This always struck me as wrong, not because AIPAC isn't powerful, but because Walt and Mearsheimer (and Andrew) don't seem to understand what makes a powerful lobby group powerful. The most powerful lobbies, over time, are those that lobby for causes that are already popularamong the American people.
Walter Russell Mead understands this phenomenon, and has written about it many times. I asked Walter the other day to answer Andrew's rhetorical question. Here is what he wrote:
Full-throated support for hardline Israeli positions is a populist position in American politics -- like full-throated support for a fence on the Mexican border. It is a foreign policy idea that makes elites queasy and that they try to steer away from, but support for it is so strong in public opinion, and therefore in Congress, that presidents have to figure out how to work with this force rather than taking it on directly.

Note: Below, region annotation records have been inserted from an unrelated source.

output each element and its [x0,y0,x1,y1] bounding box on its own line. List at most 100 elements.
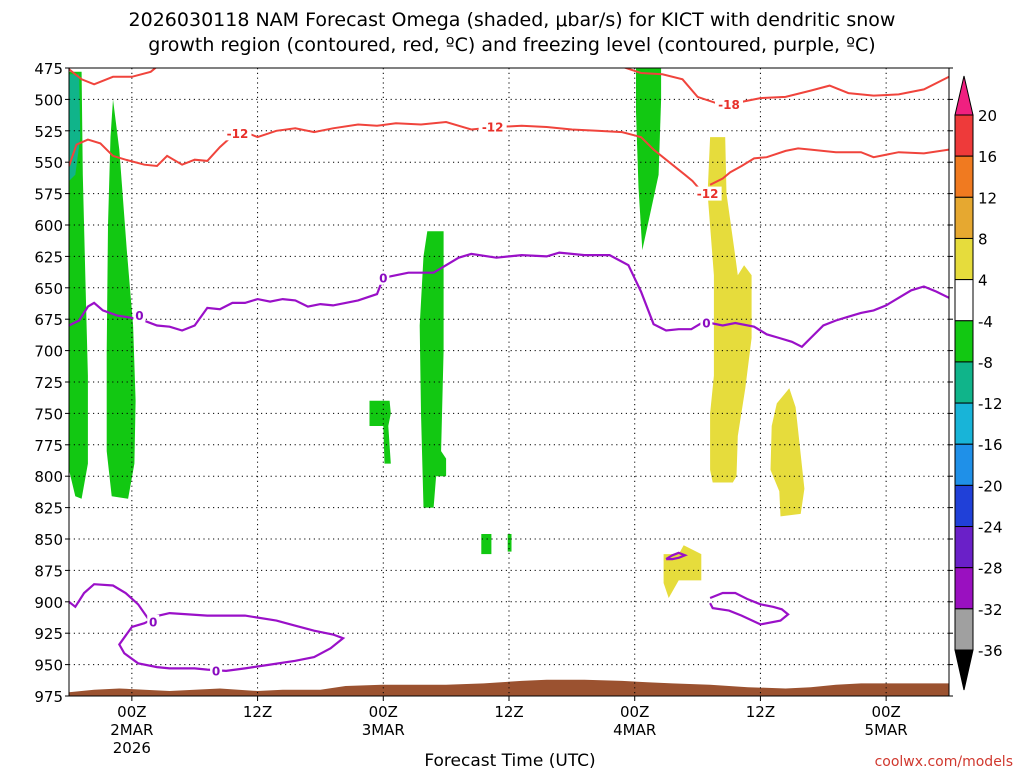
x-tick-label: 00Z [871,703,900,721]
red-contour-label: -12 [482,121,504,135]
purple-contour-2 [665,551,688,561]
colorbar-bin [954,443,974,486]
y-tick-label: 800 [34,468,63,486]
colorbar-label: 8 [978,230,988,248]
x-axis-label: Forecast Time (UTC) [424,751,595,768]
y-tick-label: 525 [34,123,63,141]
red-contour-3 [709,147,949,186]
y-tick-label: 475 [34,60,63,78]
y-tick-label: 575 [34,186,63,204]
omega-region-0 [69,71,88,499]
y-tick-label: 925 [34,625,63,643]
purple-contour-label-bg [700,315,713,330]
purple-contour-label: 0 [379,271,387,285]
purple-contour-3 [709,591,790,626]
purple-contour-label: 0 [135,309,143,323]
omega-region-2 [106,99,136,499]
colorbar-bin [954,320,974,363]
omega-region-7 [636,68,662,251]
colorbar-top-arrow [954,75,974,116]
colorbar-bin [954,608,974,651]
purple-contour-label: 0 [702,316,710,330]
colorbar-label: 20 [978,107,997,125]
red-contour-label: -12 [227,127,249,141]
contour-label-layer: -12 -12 -18 -12 0 0 0 0 0 [133,97,743,678]
x-tick-label: 00Z [620,703,649,721]
red-contour-label-bg [478,120,507,135]
purple-contour-label-bg [133,308,146,323]
colorbar-bin [954,155,974,198]
red-contour-1 [622,68,949,106]
purple-contour-label-bg [210,663,223,678]
colorbar-label: 12 [978,189,997,207]
chart-title-line-1: 2026030118 NAM Forecast Omega (shaded, μ… [128,9,896,31]
x-tick-date: 3MAR [362,721,405,739]
grid-layer [69,68,949,696]
purple-contour-0 [69,251,949,349]
colorbar-bin [954,114,974,157]
omega-region-9 [770,388,805,517]
x-tick-date: 5MAR [865,721,908,739]
y-tick-label: 700 [34,343,63,361]
colorbar: 20 16 12 8 4 -4 -8 -12 -16 -20 -24 -28 -32 -36 [954,75,1003,691]
omega-region-8 [707,137,752,483]
colorbar-label: -8 [978,354,993,372]
chart-title-line-2: growth region (contoured, red, ºC) and f… [148,34,876,56]
red-contour-label-bg [693,186,722,201]
y-tick-label: 825 [34,500,63,518]
colorbar-bin [954,484,974,528]
x-tick-label: 12Z [243,703,272,721]
red-contour-2 [69,120,703,192]
y-tick-label: 900 [34,594,63,612]
red-contour-label-bg [223,126,252,141]
x-tick-date: 2MAR [110,721,153,739]
y-tick-label: 675 [34,311,63,329]
axes-layer: 475 500 525 550 575 600 625 650 675 700 725 750 775 8… [34,60,953,757]
red-contour-0 [69,68,157,86]
y-tick-label: 725 [34,374,63,392]
colorbar-label: -32 [978,601,1003,619]
y-tick-label: 950 [34,657,63,675]
omega-region-3 [369,400,391,464]
y-tick-label: 775 [34,437,63,455]
colorbar-label: -12 [978,395,1003,413]
y-tick-label: 550 [34,154,63,172]
red-contour-label: -18 [718,98,740,112]
colorbar-label: -28 [978,560,1003,578]
colorbar-bin [954,361,974,404]
y-tick-label: 975 [34,688,63,706]
x-tick-year: 2026 [113,739,151,757]
x-tick-label: 00Z [117,703,146,721]
y-tick-label: 625 [34,248,63,266]
omega-region-5 [481,534,492,555]
purple-contour-1 [69,583,346,673]
colorbar-label: -36 [978,642,1003,660]
colorbar-bin [954,237,974,281]
y-tick-label: 850 [34,531,63,549]
omega-region-6 [507,534,512,552]
colorbar-bin [954,567,974,610]
colorbar-bin [954,526,974,569]
contour-layer [69,68,949,673]
colorbar-bottom-arrow [954,649,974,691]
x-tick-label: 12Z [746,703,775,721]
red-contour-label: -12 [697,187,719,201]
omega-region-4 [419,231,447,508]
colorbar-bin [954,279,974,322]
colorbar-bin [954,196,974,239]
y-tick-label: 875 [34,562,63,580]
red-contour-label-bg [715,97,743,112]
y-tick-label: 650 [34,280,63,298]
colorbar-label: 4 [978,272,988,290]
y-tick-label: 750 [34,405,63,423]
x-tick-label: 12Z [494,703,523,721]
colorbar-label: -24 [978,519,1003,537]
colorbar-label: 16 [978,148,997,166]
x-tick-label: 00Z [369,703,398,721]
purple-contour-label-bg [147,614,160,629]
omega-shading-layer [69,68,805,598]
colorbar-label: -20 [978,477,1003,495]
colorbar-label: -4 [978,313,993,331]
purple-contour-label-bg [377,270,390,285]
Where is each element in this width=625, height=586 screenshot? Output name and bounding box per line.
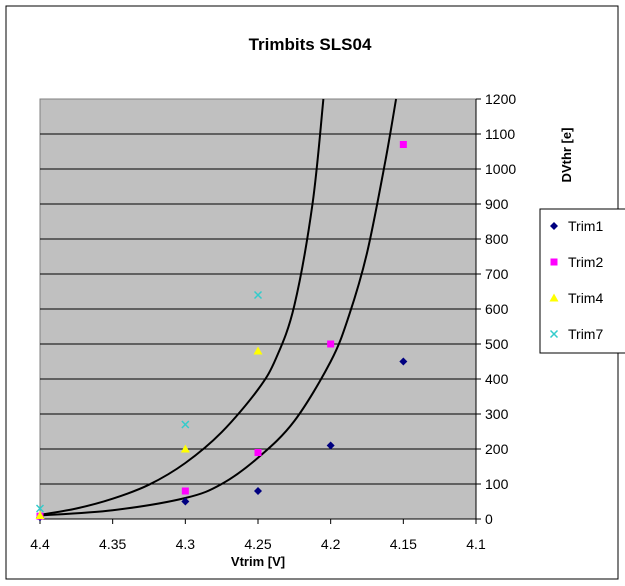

Lobby groups like AIPAC play a role, because most politicians do not want to be branded "anti-Israel" by AIPAC. The reason is that getting called anti-Israel by AIPAC weakens your support among pro-Israel gentiles. But if gentiles don't support hardline Israeli positions (like releasing convicted spy Jonathan Pollard), all the alleged mighty power of the Israel Lobby vanishes in a heartbeat.
The Israel Lobby is all powerful when it has gentile public opinion behind it; it is a much weaker creature when it doesn't. What Netanyahu demonstrated in Congress was not that he has the backing of the Israel Lobby. It was something much more important and, depending on your viewpoint, more alarming: he has the backing of the American people.